Beckie Tran doesn’t have kids. That means she usually has no clue what presents to buy for her friends’ children. Fortunately she gets advice from a separate group of buddies -- including people she’s never even met.
Tran gets those gift ideas, and tips on dozens of other kinds of products, from her network of friends on Kaboodle.com, a website devoted to the fast-growing Internet category of “social shopping.”
Social shopping sites with such names as Kaboodle, ThisNext, Wishpot and StyleHive combine two of the Web’s most prominent activities: engaging in commerce and chatting with like-minded folks. The sites don’t directly sell things, but they encourage users to share links to good bargains, obscure finds, products that work and ones that don’t.
The results look much like colorful social-networking Web pages on such sites as Facebook and MySpace, complete with personal information and lists of friends who share particular interests. But on social shopping sites, the photos and discussions revolve around products.
Many users find it utterly addicting, logging on at least once daily to see products that other people are looking for or have discovered. These members say the shopping lists that their fellow users post are often funky elements of self-expression.
Shopping on the vast Internet is overwhelming, so people are driven to the big-box stores’ websites because it’s easy, said Tran, 30, who designs custom wedding invitations and stationery in Santa Clara, Calif.
On Kaboodle, “you’ve got hundreds of people shopping together, and it’s a lot of fun to see what people are finding,” she said. “I found a lot of things I wouldn’t have found.”
For example, beyond children’s gifts, Tran has come across high-quality, artisanal wrapping paper on Kaboodle, plus a $200 Crosley Traveler Stack-O-Matic record player that reminded her of ones she had as a child.
Market research firm Hitwise says social shopping is still a small corner of the Internet, accounting for far fewer than 1% of all U.S. Web visits.
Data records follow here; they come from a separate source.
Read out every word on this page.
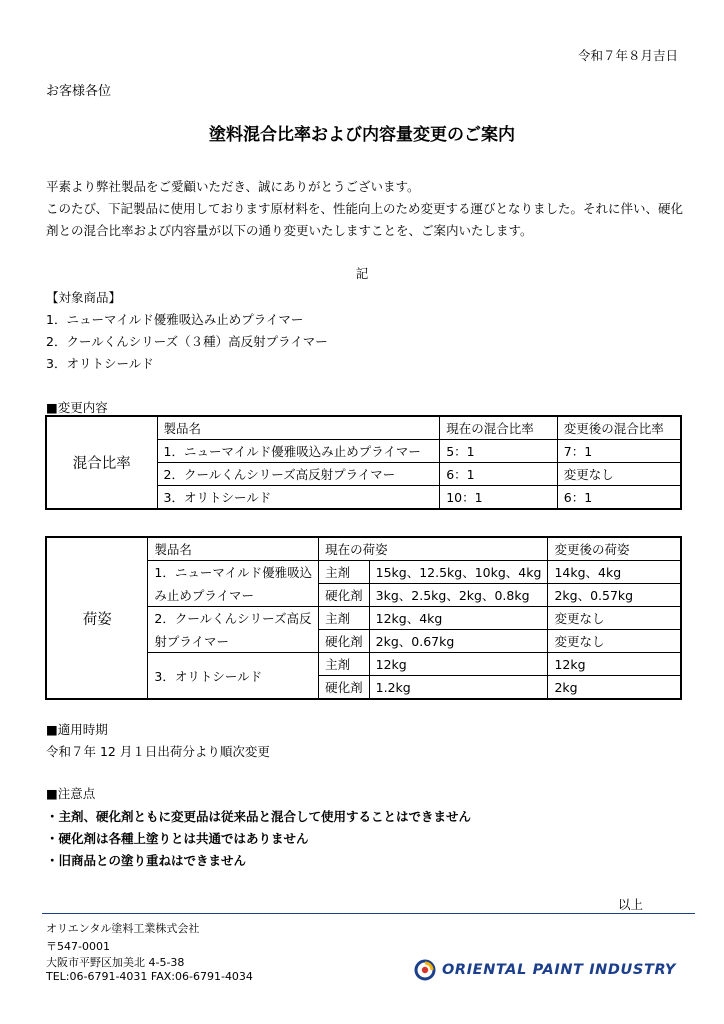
令和７年８月吉日
お客様各位
塗料混合比率および内容量変更のご案内
平素より弊社製品をご愛顧いただき、誠にありがとうございます。
このたび、下記製品に使用しております原材料を、性能向上のため変更する運びとなりました。それに伴い、硬化剤との混合比率および内容量が以下の通り変更いたしますことを、ご案内いたします。
記
【対象商品】
1．ニューマイルド優雅吸込み止めプライマー
2．クールくんシリーズ（３種）高反射プライマー
3．オリトシールド
■変更内容
混合比率	製品名	現在の混合比率	変更後の混合比率
	1．ニューマイルド優雅吸込み止めプライマー	5：1	7：1
	2．クールくんシリーズ高反射プライマー	6：1	変更なし
	3．オリトシールド	10：1	6：1
荷姿	製品名	現在の荷姿		変更後の荷姿
	1．ニューマイルド優雅吸込	主剤	15kg、12.5kg、10kg、4kg	14kg、4kg
	み止めプライマー	硬化剤	3kg、2.5kg、2kg、0.8kg	2kg、0.57kg
	2．クールくんシリーズ高反	主剤	12kg、4kg	変更なし
	射プライマー	硬化剤	2kg、0.67kg	変更なし
	3．オリトシールド	主剤	12kg	12kg
		硬化剤	1.2kg	2kg
■適用時期
令和７年 12 月１日出荷分より順次変更
■注意点
・主剤、硬化剤ともに変更品は従来品と混合して使用することはできません
・硬化剤は各種上塗りとは共通ではありません
・旧商品との塗り重ねはできません
以上
オリエンタル塗料工業株式会社
〒547-0001
大阪市平野区加美北 4-5-38
TEL:06-6791-4031 FAX:06-6791-4034	ORIENTAL PAINT INDUSTRY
But visits to social shopping sites took an eightfold leap in 2007.
That attention -- and the money these sites can make from ads and from sharing revenue with affiliated retailers -- captured the attention of Hearst Corp. The publisher recently spent an undisclosed sum to acquire Kaboodle, which is the most widely used social shopping site.
Kaboodle founder and Chief Executive Manish Chandra sees an obvious tie to Hearst’s traditional print world. Perusing the site to see all the things people want, have bought or are discussing is “almost like browsing through 10, 20, 30 different catalogs,” he said.
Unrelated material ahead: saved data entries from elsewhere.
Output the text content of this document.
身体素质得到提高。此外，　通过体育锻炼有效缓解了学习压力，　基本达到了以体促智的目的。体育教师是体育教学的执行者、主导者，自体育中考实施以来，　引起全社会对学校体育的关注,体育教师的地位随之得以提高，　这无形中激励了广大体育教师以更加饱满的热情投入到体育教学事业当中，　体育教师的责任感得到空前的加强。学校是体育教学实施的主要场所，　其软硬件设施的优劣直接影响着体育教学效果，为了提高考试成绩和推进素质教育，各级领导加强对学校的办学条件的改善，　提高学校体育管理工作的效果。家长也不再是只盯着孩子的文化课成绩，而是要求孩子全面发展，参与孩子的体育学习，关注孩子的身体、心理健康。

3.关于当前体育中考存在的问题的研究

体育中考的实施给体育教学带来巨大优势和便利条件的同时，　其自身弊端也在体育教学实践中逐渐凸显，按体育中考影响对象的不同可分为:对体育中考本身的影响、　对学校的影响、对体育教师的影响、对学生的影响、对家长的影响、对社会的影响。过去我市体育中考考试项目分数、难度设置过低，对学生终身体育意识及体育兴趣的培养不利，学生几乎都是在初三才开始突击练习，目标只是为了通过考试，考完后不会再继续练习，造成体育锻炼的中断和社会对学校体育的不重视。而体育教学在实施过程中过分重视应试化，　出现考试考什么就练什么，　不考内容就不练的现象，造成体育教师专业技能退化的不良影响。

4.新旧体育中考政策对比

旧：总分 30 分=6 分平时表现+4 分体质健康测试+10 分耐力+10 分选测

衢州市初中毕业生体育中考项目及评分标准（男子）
“In a way, Kaboodle is like a suite of shopping magazines edited by the people,” Chandra said.
That characteristic exists elsewhere on the Internet, where other sites have product recommendations, price comparisons and elements of personal expression. Even major brand retailers are letting consumers post reviews -- positive and negative -- about their goods.
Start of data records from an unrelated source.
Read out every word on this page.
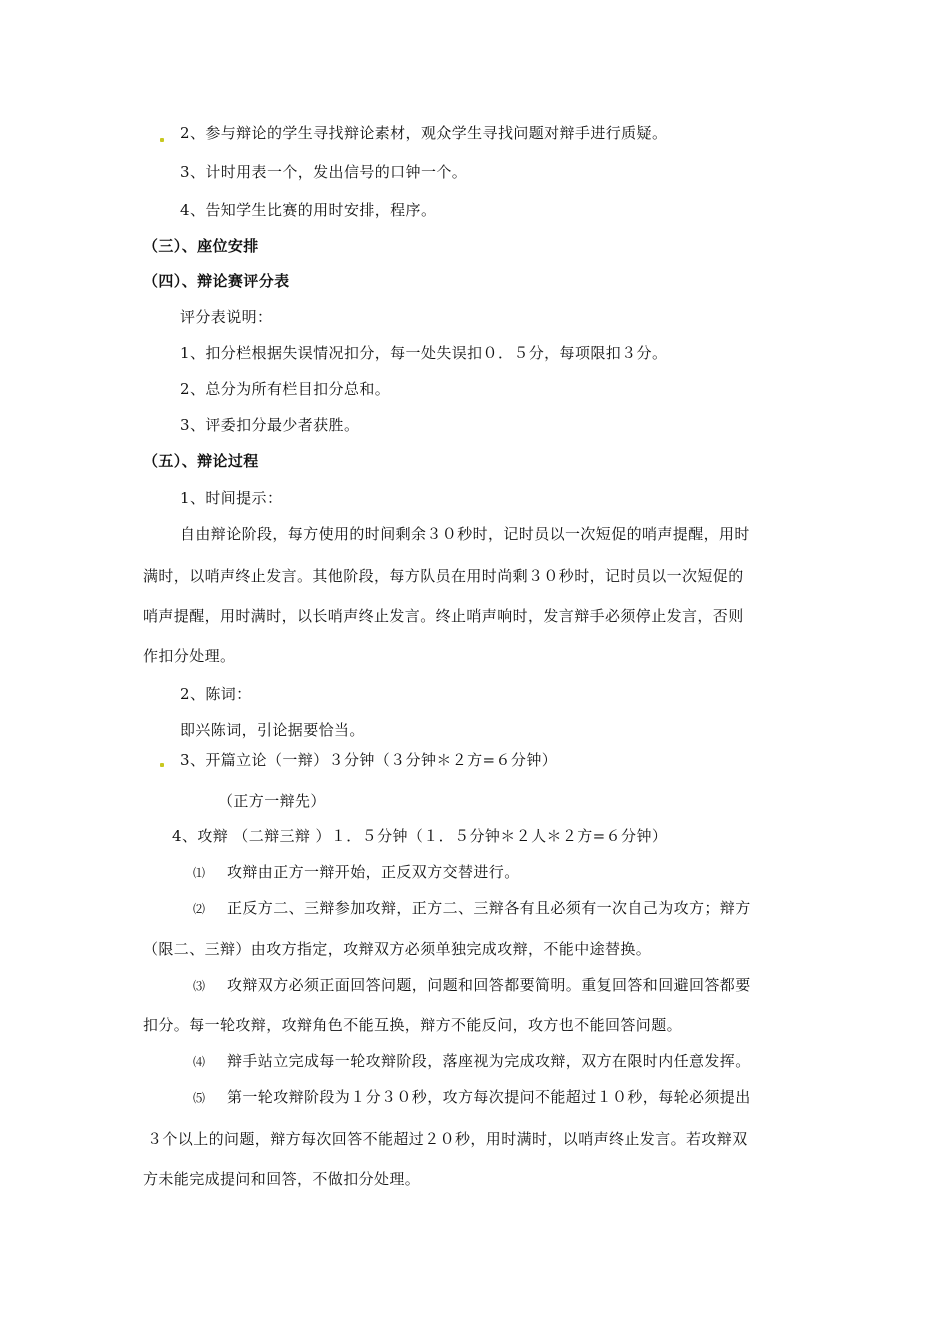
2、参与辩论的学生寻找辩论素材，观众学生寻找问题对辩手进行质疑。
3、计时用表一个，发出信号的口钟一个。
4、告知学生比赛的用时安排，程序。
（三）、座位安排
（四）、辩论赛评分表
评分表说明：
1、扣分栏根据失误情况扣分，每一处失误扣０．５分，每项限扣３分。
2、总分为所有栏目扣分总和。
3、评委扣分最少者获胜。
（五）、辩论过程
1、时间提示：
自由辩论阶段，每方使用的时间剩余３０秒时，记时员以一次短促的哨声提醒，用时
满时，以哨声终止发言。其他阶段，每方队员在用时尚剩３０秒时，记时员以一次短促的
哨声提醒，用时满时，以长哨声终止发言。终止哨声响时，发言辩手必须停止发言，否则
作扣分处理。
2、陈词：
即兴陈词，引论据要恰当。
3、开篇立论（一辩）３分钟（３分钟＊２方=６分钟）
（正方一辩先）
4、攻辩 （二辩三辩 ）１．５分钟（１．５分钟＊２人＊２方=６分钟）
⑴ 攻辩由正方一辩开始，正反双方交替进行。
⑵ 正反方二、三辩参加攻辩，正方二、三辩各有且必须有一次自己为攻方；辩方
（限二、三辩）由攻方指定，攻辩双方必须单独完成攻辩，不能中途替换。
⑶ 攻辩双方必须正面回答问题，问题和回答都要简明。重复回答和回避回答都要
扣分。每一轮攻辩，攻辩角色不能互换，辩方不能反问，攻方也不能回答问题。
⑷ 辩手站立完成每一轮攻辩阶段，落座视为完成攻辩，双方在限时内任意发挥。
⑸ 第一轮攻辩阶段为１分３０秒，攻方每次提问不能超过１０秒，每轮必须提出
３个以上的问题，辩方每次回答不能超过２０秒，用时满时，以哨声终止发言。若攻辩双
方未能完成提问和回答，不做扣分处理。
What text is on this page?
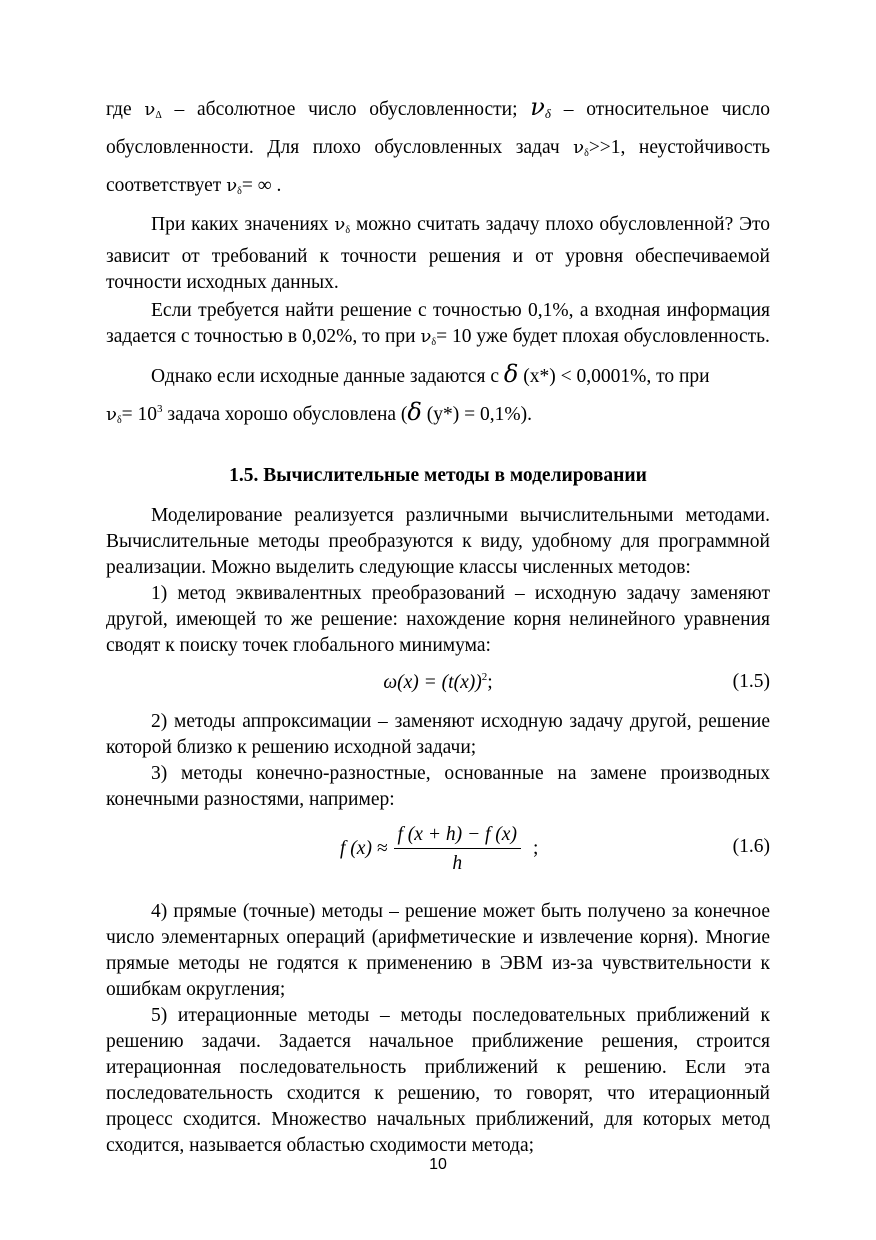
где $\nu_\Delta$ – абсолютное число обусловленности; $\nu_\delta$ – относительное число обусловленности. Для плохо обусловленных задач $\nu_\delta>>1$, неустойчивость соответствует $\nu_\delta=$ ∞ .

При каких значениях $\nu_\delta$ можно считать задачу плохо обусловленной? Это зависит от требований к точности решения и от уровня обеспечиваемой точности исходных данных.

Если требуется найти решение с точностью 0,1%, а входная информация задается с точностью в 0,02%, то при $\nu_\delta= 10$ уже будет плохая обусловленность.

Однако если исходные данные задаются с δ (x*) < 0,0001%, то при
$\nu_\delta= 10^3$ задача хорошо обусловлена (δ (y*) = 0,1%).

1.5. Вычислительные методы в моделировании

Моделирование реализуется различными вычислительными методами. Вычислительные методы преобразуются к виду, удобному для программной реализации. Можно выделить следующие классы численных методов:

1) метод эквивалентных преобразований – исходную задачу заменяют другой, имеющей то же решение: нахождение корня нелинейного уравнения сводят к поиску точек глобального минимума:

$\omega(x) = (t(x))^2$;	(1.5)

2) методы аппроксимации – заменяют исходную задачу другой, решение которой близко к решению исходной задачи;

3) методы конечно-разностные, основанные на замене производных конечными разностями, например:

f $(x) \approx \frac{f (x + h) - f (x)}{h}$ ;	(1.6)

4) прямые (точные) методы – решение может быть получено за конечное число элементарных операций (арифметические и извлечение корня). Многие прямые методы не годятся к применению в ЭВМ из-за чувствительности к ошибкам округления;

5) итерационные методы – методы последовательных приближений к решению задачи. Задается начальное приближение решения, строится итерационная последовательность приближений к решению. Если эта последовательность сходится к решению, то говорят, что итерационный процесс сходится. Множество начальных приближений, для которых метод сходится, называется областью сходимости метода;

10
“We have never seen, in the past few decades, the shift in power to consumers that we’re seeing now,” said Pat Conroy, vice chairman and lead consumer products consultant for Deloitte & Touche USA.
However, users say the difference in social shopping sites is the way they focus not just on the buying of things but also on the quest for them. That includes things people think are funny or interesting but would never actually buy -- such as yachts and $1,000 boxes of steaks, both of which Tran has on a Kaboodle list just as a topic of conversation.
In fact, Gartner Inc. analyst Ray Valdes uses anthropological terms to distinguish between “solo hunting” -- the quick, targeted purchases you would make on a traditional Web retail site -- and the “social gathering” facilitated by social shopping sites. Because social gathering behaviors generally lead people to buy things they might not otherwise purchase, Valdes believes that websites that nurture those instincts “will shape the future of e-commerce.”
Some social shopping sites go beyond product lists generated by average Joes and Janes and appoint celebrities or mavens in certain categories, such as shoes and gadgets, to offer more specific tips. That raises the question of whether retailers will try to co-opt social shopping sites by paying people to place subtle plugs for their products in forums that supposedly contain only unbiased advice from “real people.”
Sites do try to block such attempts, hunting for people who, for example, suspiciously post only positive comments. Those postings can be deleted, or the user might be prevented from adding links to certain retail sites.
Still, Kaboodle’s Chandra acknowledges that marketing plants surely “fly under our radar all the time.” But like other social shopping creators, Chandra doubts that attempts to game the system can gain much influence over users who are hyper-alert to product comments and wish lists that lack authenticity.
That will have to be true for social shopping to maintain the power-to-the-consumer ethos driving it.
“We want to create a million mini-Oprah Winfreys,” said ThisNext CEO Gordon Gould. “Why is she powerful? Because people think she’s genuine, she’s authentic. She’s giving recommendations from the heart. We’re [doing that and] scaling that across every product category across the Web.”
The concept works well for Adiel Cloud of West Jordan, Utah, who trusts strangers’ recommendations so much that she has amassed 150 people on her Kaboodle buddy lists, only one of whom she actually has met.
“It’s just fascinating, the things people come up with and are selling on the Internet,” she said, citing a little camera tripod she bought that snaps onto a bottle for quick photo steadying. “You might not see that in your everyday Target or mall.”